Reply
Tue 14 Mar, 2006 11:37 am
My newspaper today is full of polenta recipes.
"Hmmmm" I say to myself "that sounds just like grits."
I typically make grits using a combination of masa harania and cornmeal.
Is there any reason for me to buy polenta too?
Per TV Chef Alton Brown, grits = polenta, See:
http://www.goodeatsfanpage.com/Season8/grits/true_grit_trans.htm I think polenta is usually formed but that doesn't always seem to be true.
Which are both forms of cornmeal. Dunno 'bout the other stuff.
Technically speaking, grits are made from ground hominy. Hominy is produced by soaking field corn in lye and water, then leaching the lye by parbroiling the corn, which, when dried, becomes hominy. The kernels of corn soak up the water and become porous, and are about four to five times the size which each kernel had when harvested. If the hominy is then prepared and eaten (usually sauteed with green onions and sausage), it is almost always in the form of yellow hominy, which means the husk remained on the kernel when it was made into hominy.

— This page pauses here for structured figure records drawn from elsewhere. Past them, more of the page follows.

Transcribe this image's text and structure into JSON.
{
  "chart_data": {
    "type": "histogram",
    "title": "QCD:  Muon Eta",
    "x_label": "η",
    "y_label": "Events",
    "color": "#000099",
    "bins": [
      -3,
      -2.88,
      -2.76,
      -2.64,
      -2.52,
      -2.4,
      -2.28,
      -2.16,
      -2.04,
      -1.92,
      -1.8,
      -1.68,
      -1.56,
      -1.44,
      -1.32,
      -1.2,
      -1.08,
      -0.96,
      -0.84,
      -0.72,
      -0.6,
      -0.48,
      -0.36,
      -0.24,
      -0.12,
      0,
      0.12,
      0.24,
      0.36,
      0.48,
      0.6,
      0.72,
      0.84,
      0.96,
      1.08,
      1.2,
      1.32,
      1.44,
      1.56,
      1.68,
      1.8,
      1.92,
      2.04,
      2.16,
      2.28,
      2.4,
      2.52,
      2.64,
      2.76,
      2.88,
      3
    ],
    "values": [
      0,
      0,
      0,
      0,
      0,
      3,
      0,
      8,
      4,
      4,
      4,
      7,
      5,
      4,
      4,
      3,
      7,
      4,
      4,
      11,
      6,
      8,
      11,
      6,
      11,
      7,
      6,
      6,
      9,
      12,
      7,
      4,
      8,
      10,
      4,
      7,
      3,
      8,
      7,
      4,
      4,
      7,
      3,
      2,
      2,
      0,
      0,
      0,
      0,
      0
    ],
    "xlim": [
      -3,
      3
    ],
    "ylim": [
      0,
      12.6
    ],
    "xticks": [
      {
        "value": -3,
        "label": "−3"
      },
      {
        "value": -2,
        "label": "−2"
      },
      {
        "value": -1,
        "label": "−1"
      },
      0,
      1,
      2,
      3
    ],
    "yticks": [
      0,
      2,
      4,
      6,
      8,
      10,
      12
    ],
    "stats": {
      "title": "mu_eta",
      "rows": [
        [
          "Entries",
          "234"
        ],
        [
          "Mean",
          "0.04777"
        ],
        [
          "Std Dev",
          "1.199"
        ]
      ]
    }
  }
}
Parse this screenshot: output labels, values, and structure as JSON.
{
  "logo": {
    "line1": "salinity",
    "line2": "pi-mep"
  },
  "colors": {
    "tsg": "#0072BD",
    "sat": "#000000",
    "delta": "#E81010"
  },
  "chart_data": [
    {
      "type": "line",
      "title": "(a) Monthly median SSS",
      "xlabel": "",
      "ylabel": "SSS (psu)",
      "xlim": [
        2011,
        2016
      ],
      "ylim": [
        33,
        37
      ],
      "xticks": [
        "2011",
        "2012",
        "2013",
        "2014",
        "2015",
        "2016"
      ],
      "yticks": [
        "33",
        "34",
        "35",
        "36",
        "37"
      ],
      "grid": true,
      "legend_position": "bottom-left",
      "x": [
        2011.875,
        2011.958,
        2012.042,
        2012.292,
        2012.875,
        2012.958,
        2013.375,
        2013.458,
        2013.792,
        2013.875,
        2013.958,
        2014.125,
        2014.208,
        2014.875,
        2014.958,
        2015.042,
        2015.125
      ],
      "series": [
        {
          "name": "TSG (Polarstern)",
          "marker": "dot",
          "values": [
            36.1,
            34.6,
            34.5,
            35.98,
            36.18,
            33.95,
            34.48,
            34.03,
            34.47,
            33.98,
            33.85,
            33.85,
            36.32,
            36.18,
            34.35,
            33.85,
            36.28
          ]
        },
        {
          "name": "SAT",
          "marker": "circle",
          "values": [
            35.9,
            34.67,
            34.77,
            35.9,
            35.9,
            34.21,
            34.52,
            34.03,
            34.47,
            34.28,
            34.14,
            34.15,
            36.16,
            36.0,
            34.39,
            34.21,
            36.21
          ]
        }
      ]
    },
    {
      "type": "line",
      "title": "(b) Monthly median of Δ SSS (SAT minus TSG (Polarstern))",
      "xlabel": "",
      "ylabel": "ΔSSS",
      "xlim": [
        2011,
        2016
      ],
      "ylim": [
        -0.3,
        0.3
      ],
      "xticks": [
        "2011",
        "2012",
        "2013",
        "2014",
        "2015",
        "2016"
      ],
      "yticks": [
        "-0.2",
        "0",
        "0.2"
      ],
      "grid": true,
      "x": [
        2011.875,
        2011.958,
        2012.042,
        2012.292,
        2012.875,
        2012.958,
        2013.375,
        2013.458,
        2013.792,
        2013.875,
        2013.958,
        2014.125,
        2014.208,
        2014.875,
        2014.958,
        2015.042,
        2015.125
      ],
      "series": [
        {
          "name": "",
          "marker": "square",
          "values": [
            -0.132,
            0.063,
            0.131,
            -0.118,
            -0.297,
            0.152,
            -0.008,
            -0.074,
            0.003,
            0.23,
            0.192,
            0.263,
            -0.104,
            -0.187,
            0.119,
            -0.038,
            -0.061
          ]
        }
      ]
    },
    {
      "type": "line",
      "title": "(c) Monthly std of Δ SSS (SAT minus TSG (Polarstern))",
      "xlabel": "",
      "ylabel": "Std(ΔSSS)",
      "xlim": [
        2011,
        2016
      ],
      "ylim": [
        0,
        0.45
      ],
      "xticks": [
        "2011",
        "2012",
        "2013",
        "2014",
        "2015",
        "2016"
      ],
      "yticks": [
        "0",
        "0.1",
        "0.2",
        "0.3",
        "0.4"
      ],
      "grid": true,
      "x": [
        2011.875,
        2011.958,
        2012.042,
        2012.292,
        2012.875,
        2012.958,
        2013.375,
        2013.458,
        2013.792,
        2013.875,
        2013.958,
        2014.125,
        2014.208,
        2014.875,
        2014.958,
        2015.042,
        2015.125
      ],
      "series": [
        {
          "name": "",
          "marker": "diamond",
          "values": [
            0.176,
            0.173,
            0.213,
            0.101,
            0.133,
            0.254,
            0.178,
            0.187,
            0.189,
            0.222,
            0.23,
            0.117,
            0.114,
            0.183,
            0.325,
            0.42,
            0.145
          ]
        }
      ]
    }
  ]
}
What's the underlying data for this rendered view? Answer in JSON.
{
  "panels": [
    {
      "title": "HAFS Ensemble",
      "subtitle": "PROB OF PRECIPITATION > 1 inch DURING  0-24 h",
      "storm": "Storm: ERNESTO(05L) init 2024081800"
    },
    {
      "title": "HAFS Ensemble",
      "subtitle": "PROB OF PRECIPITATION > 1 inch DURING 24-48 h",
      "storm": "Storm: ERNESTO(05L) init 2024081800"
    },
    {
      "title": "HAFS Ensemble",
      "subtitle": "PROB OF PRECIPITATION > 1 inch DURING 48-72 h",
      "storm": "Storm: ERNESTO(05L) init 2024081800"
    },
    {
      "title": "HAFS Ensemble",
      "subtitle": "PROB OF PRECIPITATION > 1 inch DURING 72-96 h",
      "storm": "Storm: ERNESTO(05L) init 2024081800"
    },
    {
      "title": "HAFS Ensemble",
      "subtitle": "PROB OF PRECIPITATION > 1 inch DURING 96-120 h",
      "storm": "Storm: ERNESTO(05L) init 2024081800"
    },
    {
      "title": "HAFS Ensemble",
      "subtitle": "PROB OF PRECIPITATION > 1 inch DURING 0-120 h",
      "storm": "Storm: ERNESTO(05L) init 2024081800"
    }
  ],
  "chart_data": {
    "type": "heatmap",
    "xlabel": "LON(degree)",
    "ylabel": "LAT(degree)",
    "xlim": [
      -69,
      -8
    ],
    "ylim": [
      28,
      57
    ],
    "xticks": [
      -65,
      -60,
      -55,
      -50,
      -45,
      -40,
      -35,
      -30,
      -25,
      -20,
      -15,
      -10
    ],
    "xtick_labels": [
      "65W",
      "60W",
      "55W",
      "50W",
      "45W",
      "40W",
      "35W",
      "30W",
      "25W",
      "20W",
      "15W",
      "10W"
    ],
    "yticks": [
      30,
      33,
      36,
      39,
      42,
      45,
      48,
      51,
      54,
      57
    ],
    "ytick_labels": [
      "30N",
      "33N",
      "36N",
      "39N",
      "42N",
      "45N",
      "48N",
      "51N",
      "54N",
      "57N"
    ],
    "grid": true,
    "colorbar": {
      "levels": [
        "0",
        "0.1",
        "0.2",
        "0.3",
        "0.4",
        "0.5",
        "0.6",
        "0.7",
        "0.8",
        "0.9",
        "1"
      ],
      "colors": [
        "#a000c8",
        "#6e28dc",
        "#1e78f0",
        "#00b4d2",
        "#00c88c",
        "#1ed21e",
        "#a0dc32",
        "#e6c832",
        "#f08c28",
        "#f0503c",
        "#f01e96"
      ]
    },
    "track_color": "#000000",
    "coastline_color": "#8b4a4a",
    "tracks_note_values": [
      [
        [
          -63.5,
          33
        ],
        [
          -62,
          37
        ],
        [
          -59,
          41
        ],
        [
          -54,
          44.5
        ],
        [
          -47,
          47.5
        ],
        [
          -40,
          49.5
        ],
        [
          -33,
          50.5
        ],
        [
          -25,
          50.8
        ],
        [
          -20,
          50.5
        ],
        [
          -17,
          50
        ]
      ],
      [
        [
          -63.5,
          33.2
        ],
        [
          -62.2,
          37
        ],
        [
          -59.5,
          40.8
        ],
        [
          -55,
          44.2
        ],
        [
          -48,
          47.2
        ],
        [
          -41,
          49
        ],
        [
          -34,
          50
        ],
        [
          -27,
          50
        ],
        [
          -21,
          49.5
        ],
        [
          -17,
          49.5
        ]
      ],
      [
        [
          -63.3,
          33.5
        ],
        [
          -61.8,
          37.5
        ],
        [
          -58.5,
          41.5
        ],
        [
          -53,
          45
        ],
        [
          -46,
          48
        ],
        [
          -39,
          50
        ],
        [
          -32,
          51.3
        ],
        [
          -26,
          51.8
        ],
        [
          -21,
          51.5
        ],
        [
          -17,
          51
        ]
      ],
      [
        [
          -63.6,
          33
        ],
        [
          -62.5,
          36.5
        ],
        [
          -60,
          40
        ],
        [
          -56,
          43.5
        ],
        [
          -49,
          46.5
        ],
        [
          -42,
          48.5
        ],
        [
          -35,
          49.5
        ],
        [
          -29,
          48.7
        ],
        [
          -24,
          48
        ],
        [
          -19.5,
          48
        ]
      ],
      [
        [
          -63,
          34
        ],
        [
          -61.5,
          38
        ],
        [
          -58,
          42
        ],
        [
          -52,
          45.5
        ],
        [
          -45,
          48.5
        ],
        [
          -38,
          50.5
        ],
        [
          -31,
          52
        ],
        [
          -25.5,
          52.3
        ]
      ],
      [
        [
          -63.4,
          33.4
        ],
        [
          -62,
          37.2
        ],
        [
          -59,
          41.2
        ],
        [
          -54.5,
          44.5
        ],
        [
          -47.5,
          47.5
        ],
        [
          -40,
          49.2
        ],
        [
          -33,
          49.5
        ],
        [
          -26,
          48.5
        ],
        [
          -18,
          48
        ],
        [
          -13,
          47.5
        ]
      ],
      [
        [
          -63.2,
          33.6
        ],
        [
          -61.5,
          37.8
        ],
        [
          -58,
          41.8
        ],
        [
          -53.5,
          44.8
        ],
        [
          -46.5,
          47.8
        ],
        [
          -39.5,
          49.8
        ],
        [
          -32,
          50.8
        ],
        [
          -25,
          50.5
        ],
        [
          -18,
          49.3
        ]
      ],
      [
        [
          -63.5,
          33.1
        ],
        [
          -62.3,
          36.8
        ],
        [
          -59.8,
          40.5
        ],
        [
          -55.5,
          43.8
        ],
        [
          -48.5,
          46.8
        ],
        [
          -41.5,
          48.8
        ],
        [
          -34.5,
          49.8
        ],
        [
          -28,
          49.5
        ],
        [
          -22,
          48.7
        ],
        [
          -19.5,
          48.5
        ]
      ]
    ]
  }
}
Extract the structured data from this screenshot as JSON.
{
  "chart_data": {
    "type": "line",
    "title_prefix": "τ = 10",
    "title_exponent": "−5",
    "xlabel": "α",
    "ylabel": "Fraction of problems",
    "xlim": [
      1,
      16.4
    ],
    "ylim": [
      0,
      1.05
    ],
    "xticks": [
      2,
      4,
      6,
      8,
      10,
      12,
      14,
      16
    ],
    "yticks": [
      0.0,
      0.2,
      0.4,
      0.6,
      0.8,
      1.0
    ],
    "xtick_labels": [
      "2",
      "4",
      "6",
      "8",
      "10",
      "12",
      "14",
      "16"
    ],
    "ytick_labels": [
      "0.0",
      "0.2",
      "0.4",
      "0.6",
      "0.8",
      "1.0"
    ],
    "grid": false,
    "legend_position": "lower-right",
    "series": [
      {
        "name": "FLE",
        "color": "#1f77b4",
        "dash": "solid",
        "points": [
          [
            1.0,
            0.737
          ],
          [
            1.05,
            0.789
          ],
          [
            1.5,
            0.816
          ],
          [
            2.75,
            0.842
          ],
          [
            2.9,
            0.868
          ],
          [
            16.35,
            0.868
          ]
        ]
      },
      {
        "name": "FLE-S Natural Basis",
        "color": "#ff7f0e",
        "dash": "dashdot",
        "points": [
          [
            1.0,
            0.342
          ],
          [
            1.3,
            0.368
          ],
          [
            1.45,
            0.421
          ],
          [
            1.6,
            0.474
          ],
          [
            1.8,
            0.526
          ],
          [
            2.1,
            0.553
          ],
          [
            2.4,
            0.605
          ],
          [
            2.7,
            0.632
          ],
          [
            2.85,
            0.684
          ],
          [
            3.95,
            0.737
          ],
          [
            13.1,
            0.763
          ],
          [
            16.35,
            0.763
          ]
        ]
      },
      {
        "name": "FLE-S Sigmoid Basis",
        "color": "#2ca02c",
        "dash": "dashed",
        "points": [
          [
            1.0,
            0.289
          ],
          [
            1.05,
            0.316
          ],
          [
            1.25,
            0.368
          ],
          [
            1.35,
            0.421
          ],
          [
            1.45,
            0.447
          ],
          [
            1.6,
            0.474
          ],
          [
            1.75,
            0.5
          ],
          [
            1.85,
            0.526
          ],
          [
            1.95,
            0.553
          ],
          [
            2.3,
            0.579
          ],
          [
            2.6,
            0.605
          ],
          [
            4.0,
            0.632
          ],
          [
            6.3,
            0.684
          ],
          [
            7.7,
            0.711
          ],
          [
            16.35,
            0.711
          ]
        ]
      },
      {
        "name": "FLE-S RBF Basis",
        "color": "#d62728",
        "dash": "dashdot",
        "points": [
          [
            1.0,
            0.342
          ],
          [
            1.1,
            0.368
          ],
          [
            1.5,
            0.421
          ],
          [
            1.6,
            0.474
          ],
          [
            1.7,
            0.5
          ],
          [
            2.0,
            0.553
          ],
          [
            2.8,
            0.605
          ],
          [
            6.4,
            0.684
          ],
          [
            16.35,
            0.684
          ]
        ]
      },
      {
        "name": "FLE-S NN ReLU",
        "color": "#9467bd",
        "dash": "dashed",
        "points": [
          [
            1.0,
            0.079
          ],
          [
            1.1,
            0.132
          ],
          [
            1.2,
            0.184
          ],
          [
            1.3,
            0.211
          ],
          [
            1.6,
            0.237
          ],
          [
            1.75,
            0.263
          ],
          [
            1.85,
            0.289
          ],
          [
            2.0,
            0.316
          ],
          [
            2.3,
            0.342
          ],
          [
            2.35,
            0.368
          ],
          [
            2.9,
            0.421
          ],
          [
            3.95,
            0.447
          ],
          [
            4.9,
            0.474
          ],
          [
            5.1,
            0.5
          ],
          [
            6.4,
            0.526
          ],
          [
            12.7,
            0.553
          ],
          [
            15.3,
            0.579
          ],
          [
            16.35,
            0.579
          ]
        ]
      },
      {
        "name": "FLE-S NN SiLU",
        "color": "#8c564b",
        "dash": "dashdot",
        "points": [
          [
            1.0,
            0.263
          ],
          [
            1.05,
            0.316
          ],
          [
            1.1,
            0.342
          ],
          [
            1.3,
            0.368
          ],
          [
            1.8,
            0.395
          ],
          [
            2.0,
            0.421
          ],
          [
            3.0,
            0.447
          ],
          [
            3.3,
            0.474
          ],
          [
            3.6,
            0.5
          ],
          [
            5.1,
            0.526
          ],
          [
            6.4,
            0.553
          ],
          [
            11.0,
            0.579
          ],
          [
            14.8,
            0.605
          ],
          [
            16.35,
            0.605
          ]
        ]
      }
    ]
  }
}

That yellow husk can be milled off after the kernel has dried again as hominy, producing white hominy. White hominy can then be ground in its dry form to produce hominey grits, which, prepared as is oatmeal, produces a breakfast food commonly served as a matter of course in diners in the American south.
Ha! What a fun read that was. Thanks for the link, jespah.
I think I'll try a few of these recipes without going to the store for any other ingredients!
I remember their being a clear distinction between grits and hominy grits but I never knew what the difference was.
When I was trying to search around before asking the question I found many references to either hominy, grits or polenta but nothing that compared the three and nothing about using masa harina as an ingredient in any recipe.
Hominy and hominy grits are a poor man's means of making a reasonably edible food of field corn, which is otherwise used as animal feed, or converted into a more portable and sale-able form by being made into a mash from which bourbon whiskey is made.
Country folks already knew how to make lye from wood ash, and used that regularly to make a very strong but effective form of soap with pork fat. Slow boiling field corn, which is otherwise inedible, in lye and water, and then parbroiling and drying the result produces what is for humans an edible form of field corn, and a form which can be easily stored for long periods of time.
Technically, grits are made from hominy, and not from corn meal. Corn meal is made by simply milling the field corn. However, if one does not have a mill, then the prospect of grinding sufficient corn by hand for daily use is rather daunting. The alternative is to pay a miller to grind it. For poor southerners of either the white or the black flavor, hominy and hominy grits is the more reasonable alternative.
Polenta is more like cornmeal mush than like grits. I think masa harina is made like grits, using lye in the process... So far as I know, boomer, there's a distinction between hominy and hominy grits, not two kinds of grits. Hominy is the full kernel of corn, swollen by the lye. I love canned hominy, white or yellow. Grits is the ground up stuff.
Whether you've got grits, cornmeal or polenta, make some tonight and refrigerate it in a loaf pan overnight. Turn it out in the morning, slice it in about 3/4" slices, and fry it 'til it's golden on both sides. Serve with butter and syrup, like pancakes... yum!
Fresh polenta made right is very good, moist and fluffy. Made poorly it's a gritty, clumpy mess.
I use 4 cups boiling water to each cup cornmeal cooked over very low heat for at least 1/2 hour, then mix in some butter and parmesan cheese. Serve it immediately in a bowl or pour it into a mold and let it cool.
It's great with about any spaghetti sauce, chili, or flavorful vegetable sauces.
I'm going to cook some tonight with spinach and smoked gouda cheese. but I think I'll set some unflavored aside to try as those pancake things.
Yum!
I've never tasted any of this stuff.
I swear, I really need a good ol' Southern friend to cook me up a fine meal. I'm dying to try it.
Well come on over!
Southern food is not good for you but that is one of the things that makes it so wonderful.
America's Bible Belt finds great ways to sin.